Under standard school board policy, voluntary withdrawal from a French Immersion program is generally treated as permanent. If you later re-enrol your child in the public system, they will not be permitted to return to the French Immersion track regardless of their language proficiency. They will be placed in Core French instead.

For families where bilingualism is strategically important — for federal public service careers, for bilingual university programs, for cultural reasons — this is a decision that warrants careful consideration before acting. Homeschooling in a bilingual context is fully achievable, including using French-language curriculum materials, but the institutional French Immersion credential is permanently forfeited upon withdrawal.

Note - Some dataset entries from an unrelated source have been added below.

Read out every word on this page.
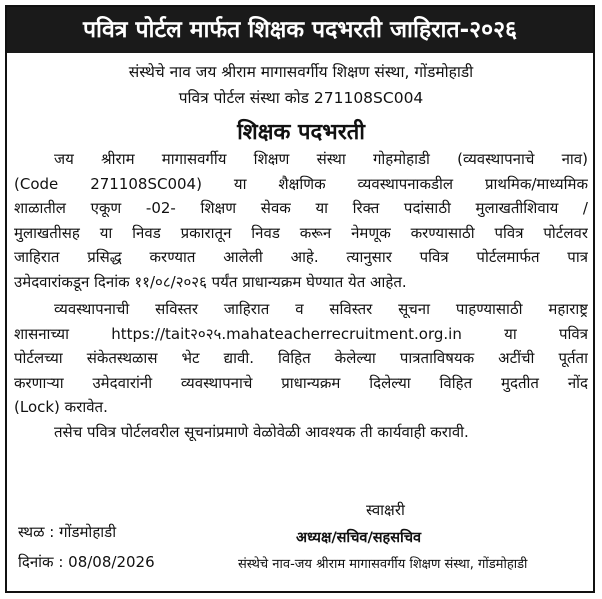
पवित्र पोर्टल मार्फत शिक्षक पदभरती जाहिरात-२०२६
संस्थेचे नाव जय श्रीराम मागासवर्गीय शिक्षण संस्था, गोंडमोहाडी
पवित्र पोर्टल संस्था कोड 271108SC004
शिक्षक पदभरती
जय श्रीराम मागासवर्गीय शिक्षण संस्था गोहमोहाडी (व्यवस्थापनाचे नाव)
(Code 271108SC004) या शैक्षणिक व्यवस्थापनाकडील प्राथमिक/माध्यमिक
शाळातील एकूण -02- शिक्षण सेवक या रिक्त पदांसाठी मुलाखतीशिवाय /
मुलाखतीसह या निवड प्रकारातून निवड करून नेमणूक करण्यासाठी पवित्र पोर्टलवर
जाहिरात प्रसिद्ध करण्यात आलेली आहे. त्यानुसार पवित्र पोर्टलमार्फत पात्र
उमेदवारांकडून दिनांक ११/०८/२०२६ पर्यंत प्राधान्यक्रम घेण्यात येत आहेत.
व्यवस्थापनाची सविस्तर जाहिरात व सविस्तर सूचना पाहण्यासाठी महाराष्ट्र
शासनाच्या https://tait२०२५.mahateacherrecruitment.org.in या पवित्र
पोर्टलच्या संकेतस्थळास भेट द्यावी. विहित केलेल्या पात्रताविषयक अटींची पूर्तता
करणाऱ्या उमेदवारांनी व्यवस्थापनाचे प्राधान्यक्रम दिलेल्या विहित मुदतीत नोंद
(Lock) करावेत.
तसेच पवित्र पोर्टलवरील सूचनांप्रमाणे वेळोवेळी आवश्यक ती कार्यवाही करावी.
स्वाक्षरी
स्थळ : गोंडमोहाडी	अध्यक्ष/सचिव/सहसचिव
दिनांक : 08/08/2026	संस्थेचे नाव-जय श्रीराम मागासवर्गीय शिक्षण संस्था, गोंडमोहाडी
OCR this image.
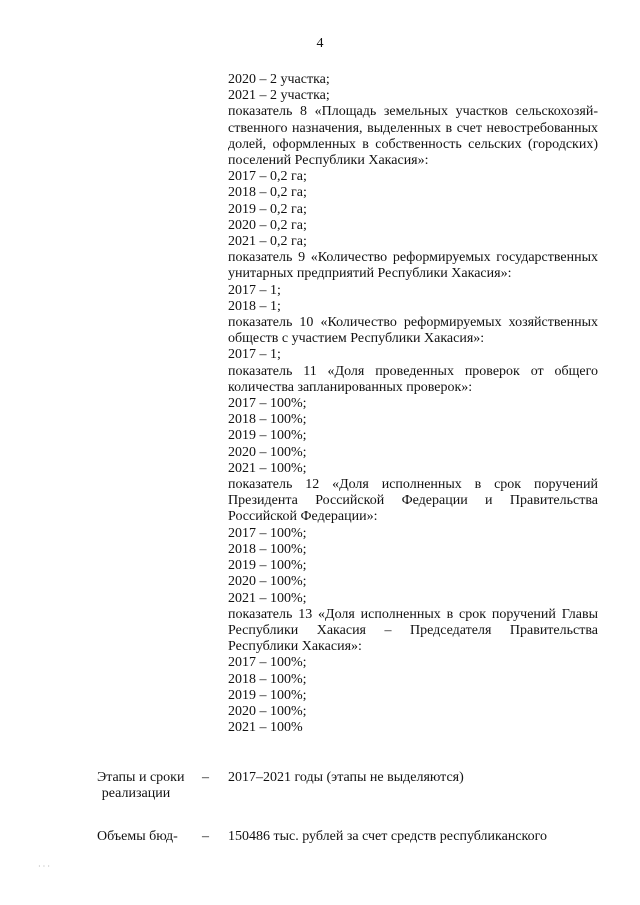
4
2020 – 2 участка;
2021 – 2 участка;
показатель 8 «Площадь земельных участков сельскохозяй-
ственного назначения, выделенных в счет невостребованных
долей, оформленных в собственность сельских (городских)
поселений Республики Хакасия»:
2017 – 0,2 га;
2018 – 0,2 га;
2019 – 0,2 га;
2020 – 0,2 га;
2021 – 0,2 га;
показатель 9 «Количество реформируемых государственных
унитарных предприятий Республики Хакасия»:
2017 – 1;
2018 – 1;
показатель 10 «Количество реформируемых хозяйственных
обществ с участием Республики Хакасия»:
2017 – 1;
показатель 11 «Доля проведенных проверок от общего
количества запланированных проверок»:
2017 – 100%;
2018 – 100%;
2019 – 100%;
2020 – 100%;
2021 – 100%;
показатель 12 «Доля исполненных в срок поручений
Президента Российской Федерации и Правительства
Российской Федерации»:
2017 – 100%;
2018 – 100%;
2019 – 100%;
2020 – 100%;
2021 – 100%;
показатель 13 «Доля исполненных в срок поручений Главы
Республики Хакасия – Председателя Правительства
Республики Хакасия»:
2017 – 100%;
2018 – 100%;
2019 – 100%;
2020 – 100%;
2021 – 100%
Этапы и сроки
реализации
– 2017–2021 годы (этапы не выделяются)
Объемы бюд- – 150486 тыс. рублей за счет средств республиканского
· · ·
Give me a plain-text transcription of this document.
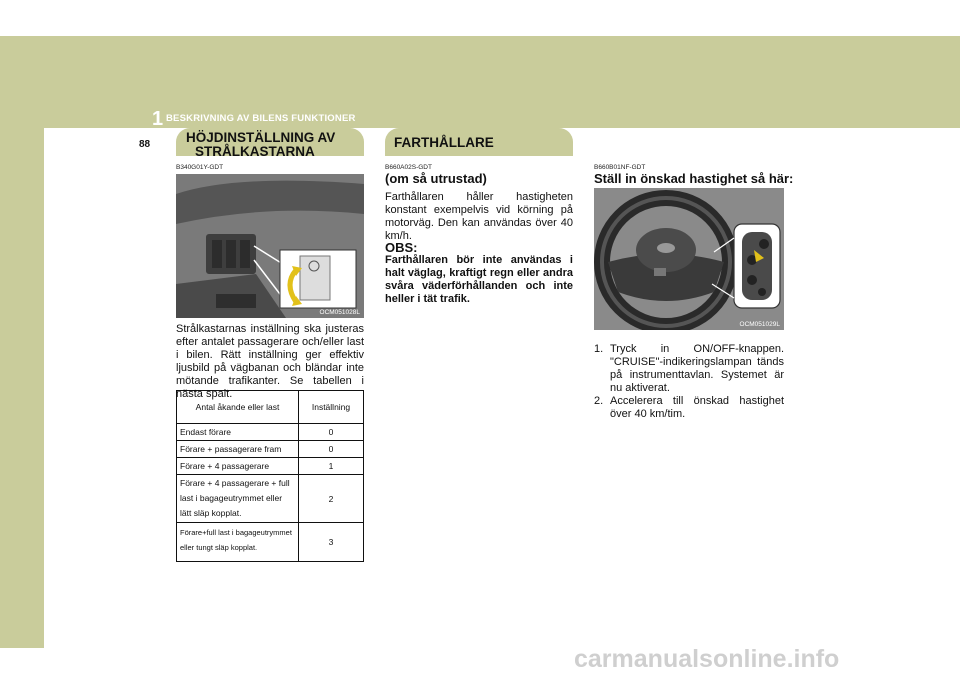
1 BESKRIVNING AV BILENS FUNKTIONER
88	HÖJDINSTÄLLNING AV
STRÅLKASTARNA
B340G01Y-GDT
OCM051028L
Strålkastarnas inställning ska justeras efter antalet passagerare och/eller last i bilen. Rätt inställning ger effektiv ljusbild på vägbanan och bländar inte mötande trafikanter. Se tabellen i nästa spalt.
Antal åkande eller last	Inställning
Endast förare	0
Förare + passagerare fram	0
Förare + 4 passagerare	1
Förare + 4 passagerare + full last i bagageutrymmet eller lätt släp kopplat.	2
Förare+full last i bagageutrymmet eller tungt släp kopplat.	3
FARTHÅLLARE
B660A02S-GDT
(om så utrustad)
Farthållaren håller hastigheten konstant exempelvis vid körning på motorväg. Den kan användas över 40 km/h.
OBS:
Farthållaren bör inte användas i halt väglag, kraftigt regn eller andra svåra väderförhållanden och inte heller i tät trafik.
B660B01NF-GDT
Ställ in önskad hastighet så här:
OCM051029L
1. Tryck in ON/OFF-knappen. "CRUISE"-indikeringslampan tänds på instrumenttavlan. Systemet är nu aktiverat.
2. Accelerera till önskad hastighet över 40 km/tim.
carmanualsonline.info
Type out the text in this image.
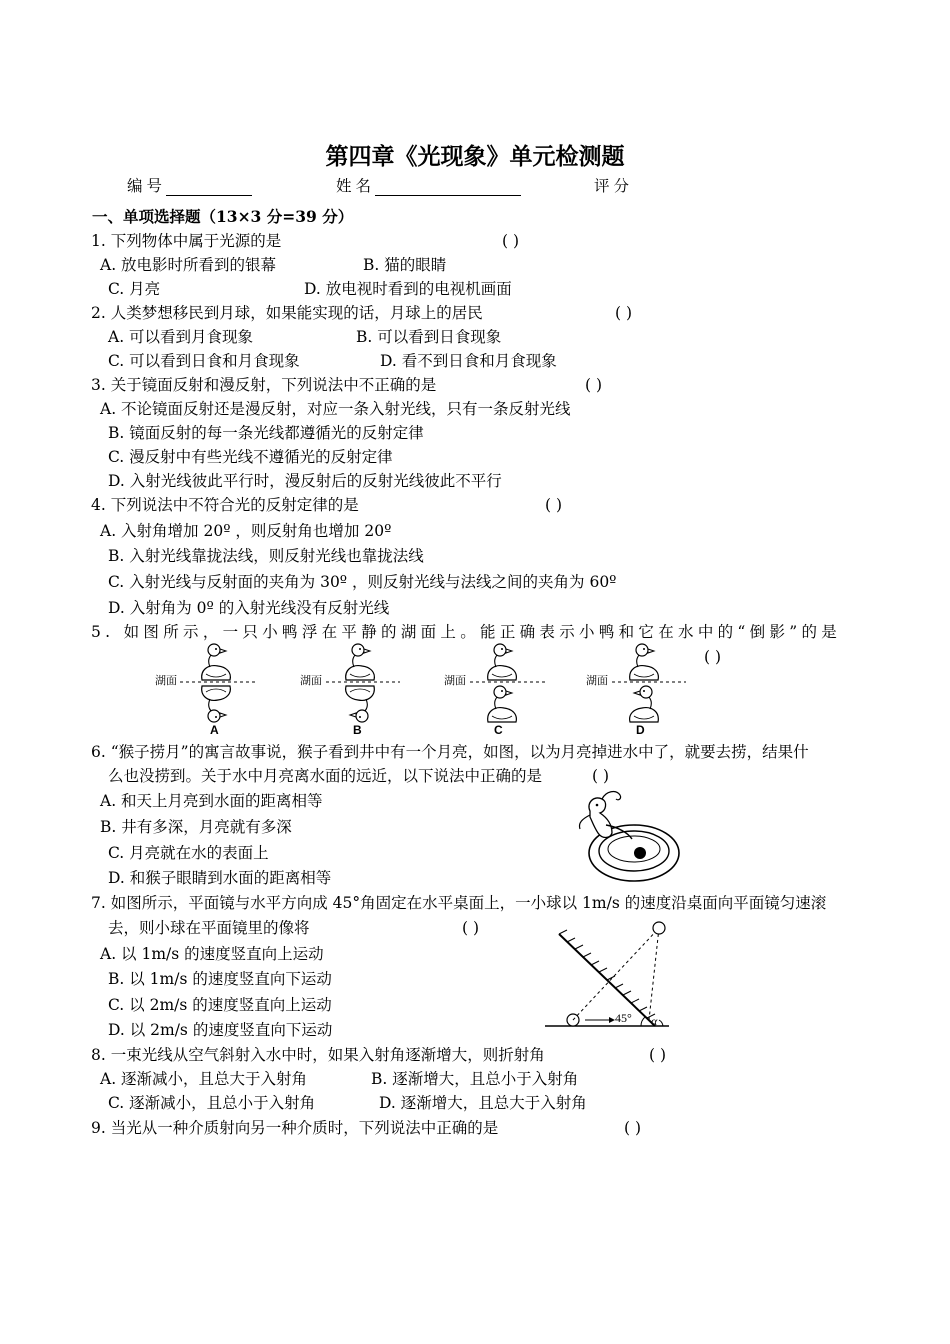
第四章《光现象》单元检测题
编号	姓名	评分
一、单项选择题（13×3 分=39 分）
1. 下列物体中属于光源的是	( )
A. 放电影时所看到的银幕	B. 猫的眼睛
C. 月亮	D. 放电视时看到的电视机画面
2. 人类梦想移民到月球，如果能实现的话，月球上的居民	( )
A. 可以看到月食现象	B. 可以看到日食现象
C. 可以看到日食和月食现象	D. 看不到日食和月食现象
3. 关于镜面反射和漫反射，下列说法中不正确的是	( )
A. 不论镜面反射还是漫反射，对应一条入射光线，只有一条反射光线
B. 镜面反射的每一条光线都遵循光的反射定律
C. 漫反射中有些光线不遵循光的反射定律
D. 入射光线彼此平行时，漫反射后的反射光线彼此不平行
4. 下列说法中不符合光的反射定律的是	( )
A. 入射角增加 20º ，则反射角也增加 20º
B. 入射光线靠拢法线，则反射光线也靠拢法线
C. 入射光线与反射面的夹角为 30º ，则反射光线与法线之间的夹角为 60º
D. 入射角为 0º 的入射光线没有反射光线
5. 如图所示，一只小鸭浮在平静的湖面上。能正确表示小鸭和它在水中的“倒影”的是
( )
湖面
A
湖面
B
湖面
C
湖面
D
6. “猴子捞月”的寓言故事说，猴子看到井中有一个月亮，如图，以为月亮掉进水中了，就要去捞，结果什
么也没捞到。关于水中月亮离水面的远近，以下说法中正确的是	( )
A. 和天上月亮到水面的距离相等
B. 井有多深，月亮就有多深
C. 月亮就在水的表面上
D. 和猴子眼睛到水面的距离相等
7. 如图所示，平面镜与水平方向成 45°角固定在水平桌面上，一小球以 1m/s 的速度沿桌面向平面镜匀速滚
去，则小球在平面镜里的像将	( )
A. 以 1m/s 的速度竖直向上运动
B. 以 1m/s 的速度竖直向下运动
C. 以 2m/s 的速度竖直向上运动
D. 以 2m/s 的速度竖直向下运动
45° α
8. 一束光线从空气斜射入水中时，如果入射角逐渐增大，则折射角	( )
A. 逐渐减小，且总大于入射角	B. 逐渐增大，且总小于入射角
C. 逐渐减小，且总小于入射角	D. 逐渐增大，且总大于入射角
9. 当光从一种介质射向另一种介质时，下列说法中正确的是	( )
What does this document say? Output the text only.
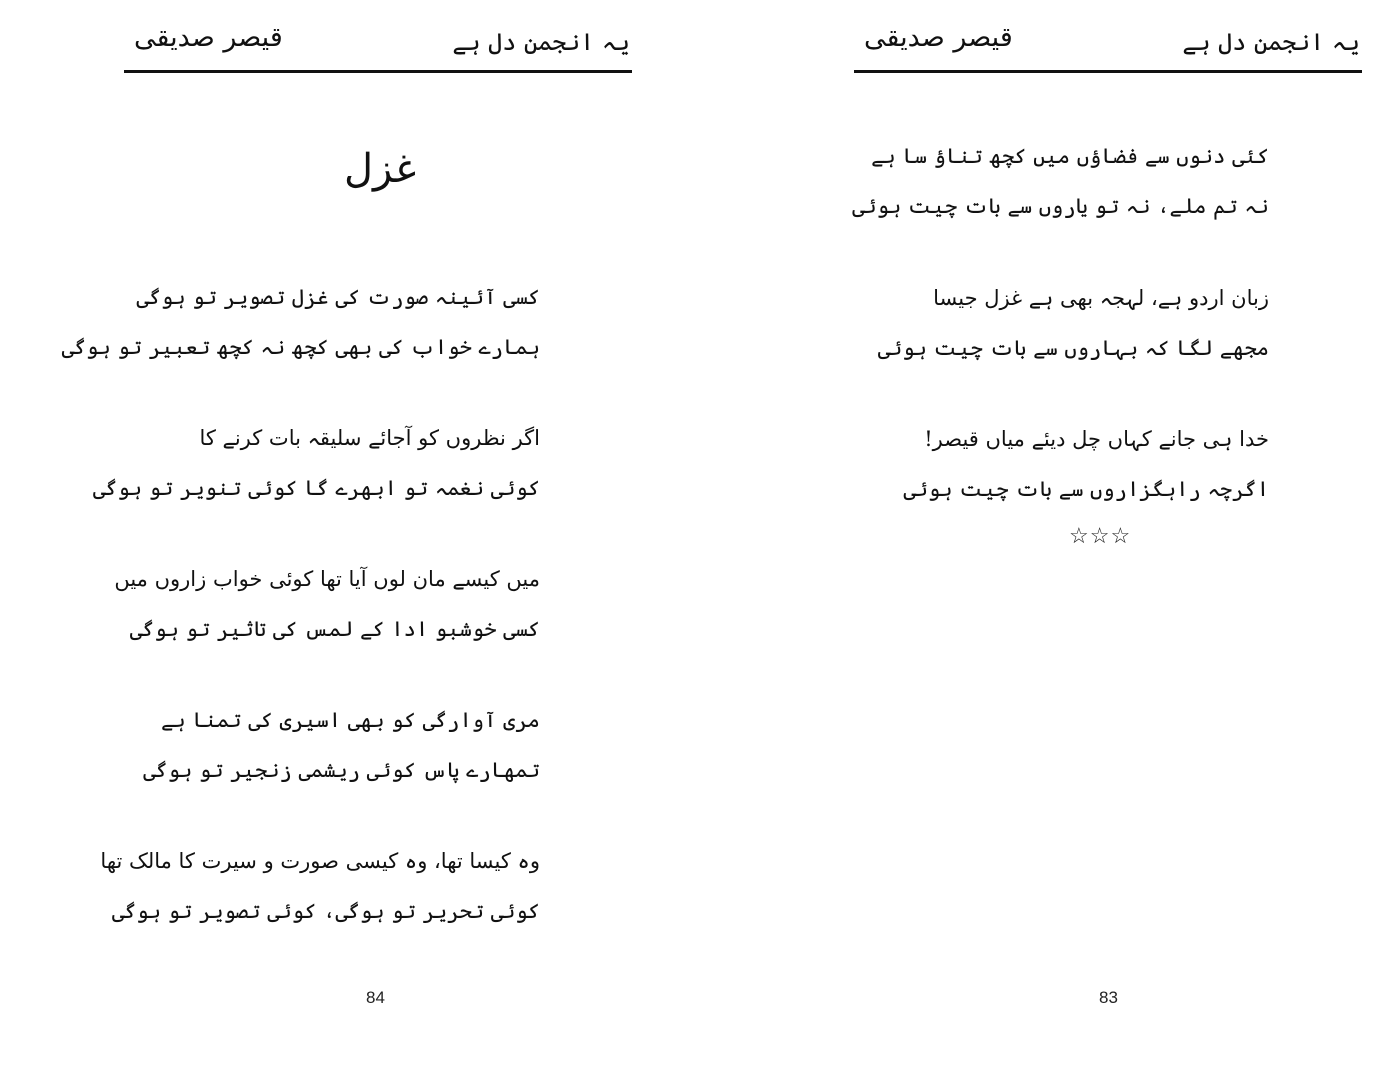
قیصر صدیقی	یہ انجمن دل ہے
غزل
کسی آئینہ صورت کی غزل تصویر تو ہوگی
ہمارے خواب کی بھی کچھ نہ کچھ تعبیر تو ہوگی
اگر نظروں کو آجائے سلیقہ بات کرنے کا
کوئی نغمہ تو ابھرے گا کوئی تنویر تو ہوگی
میں کیسے مان لوں آیا تھا کوئی خواب زاروں میں
کسی خوشبو ادا کے لمس کی تاثیر تو ہوگی
مری آوارگی کو بھی اسیری کی تمنا ہے
تمھارے پاس کوئی ریشمی زنجیر تو ہوگی
وہ کیسا تھا، وہ کیسی صورت و سیرت کا مالک تھا
کوئی تحریر تو ہوگی، کوئی تصویر تو ہوگی
84
قیصر صدیقی	یہ انجمن دل ہے
کئی دنوں سے فضاؤں میں کچھ تناؤ سا ہے
نہ تم ملے، نہ تو یاروں سے بات چیت ہوئی
زبان اردو ہے، لہجہ بھی ہے غزل جیسا
مجھے لگا کہ بہاروں سے بات چیت ہوئی
خدا ہی جانے کہاں چل دیئے میاں قیصر!
اگرچہ راہگزاروں سے بات چیت ہوئی
☆☆☆
83
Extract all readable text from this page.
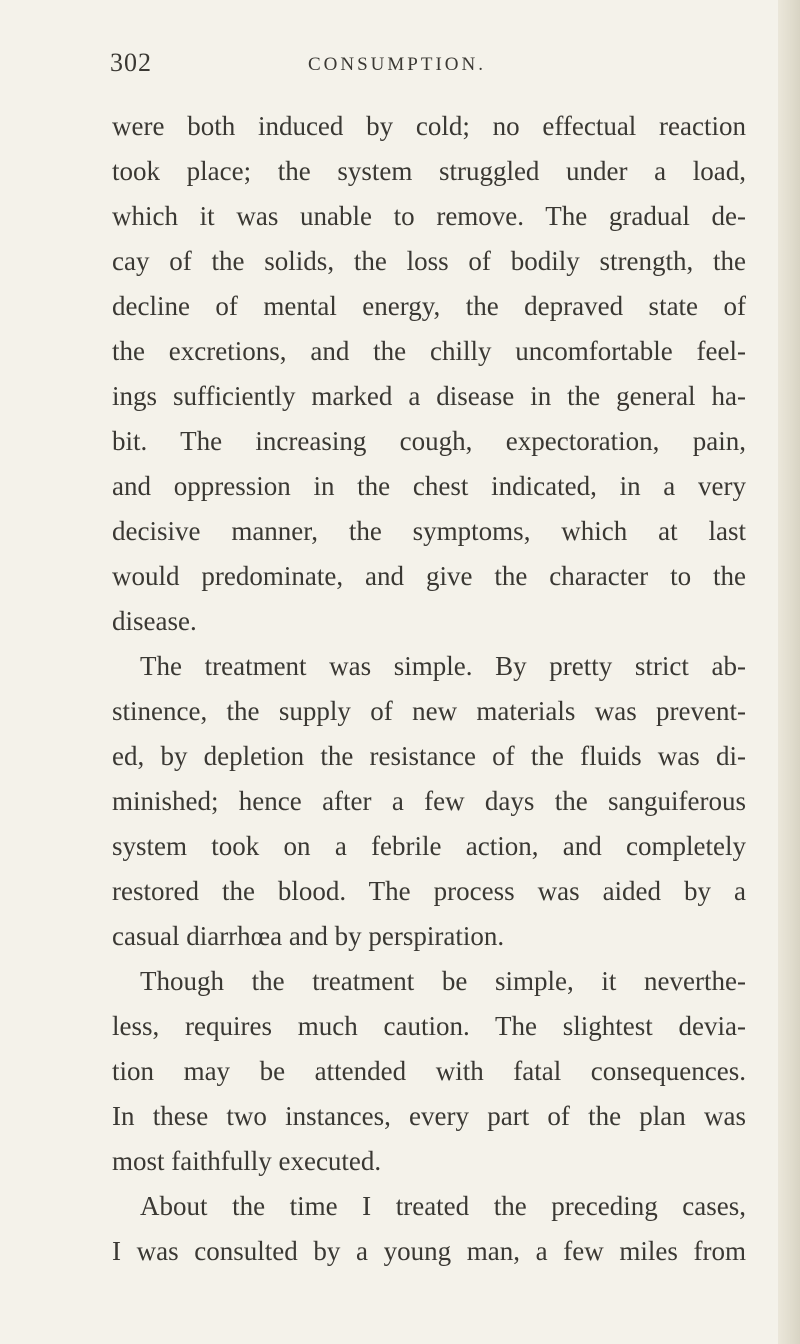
302	CONSUMPTION.
were both induced by cold; no effectual reaction
took place; the system struggled under a load,
which it was unable to remove. The gradual de-
cay of the solids, the loss of bodily strength, the
decline of mental energy, the depraved state of
the excretions, and the chilly uncomfortable feel-
ings sufficiently marked a disease in the general ha-
bit. The increasing cough, expectoration, pain,
and oppression in the chest indicated, in a very
decisive manner, the symptoms, which at last
would predominate, and give the character to the
disease.
The treatment was simple. By pretty strict ab-
stinence, the supply of new materials was prevent-
ed, by depletion the resistance of the fluids was di-
minished; hence after a few days the sanguiferous
system took on a febrile action, and completely
restored the blood. The process was aided by a
casual diarrhœa and by perspiration.
Though the treatment be simple, it neverthe-
less, requires much caution. The slightest devia-
tion may be attended with fatal consequences.
In these two instances, every part of the plan was
most faithfully executed.
About the time I treated the preceding cases,
I was consulted by a young man, a few miles from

After the Withdrawal: What Happens Next

Once you have submitted the Notice of Intent to the Department and the withdrawal letter to the school, your legal transition to home education is complete.

From that point, you are responsible for designing and implementing your child's education. PEI imposes no minimum hours, no required subjects, no mandatory testing, and no annual reporting. The law simply asks that you prepare your child for adult life, and it trusts your judgment on how to accomplish that.

You may optionally access provincial curriculum materials by submitting a separate "Request for Home Education Learning Resources" form with a $50 refundable deposit. If you prefer, you can use any combination of commercial curriculum programs, online learning platforms, library resources, or an entirely self-directed unschooling approach.

The Prince Edward Island Legal Withdrawal Blueprint includes copy-paste withdrawal letter templates calibrated specifically for PEI — covering the principal letter, the Department notification, and the mid-year protocol — along with a post-secondary planning tracker for UPEI and Holland College admissions.

The One Thing Not to Skip

Whether you are withdrawing in September or in the middle of February, keep dated copies of every document you submit and every response you receive. The Notice of Intent confirmation, the school's acknowledgment of your withdrawal letter, the record request response. This small administrative habit takes five minutes and protects you completely if any bureaucratic question arises later.

PEI is a low-regulation province for home education. The paperwork burden is genuinely minimal. What makes the process feel hard is rarely the legal complexity — it is managing the expectations of an institution that is accustomed to retaining its students, in a community small enough that everyone involved knows each other personally.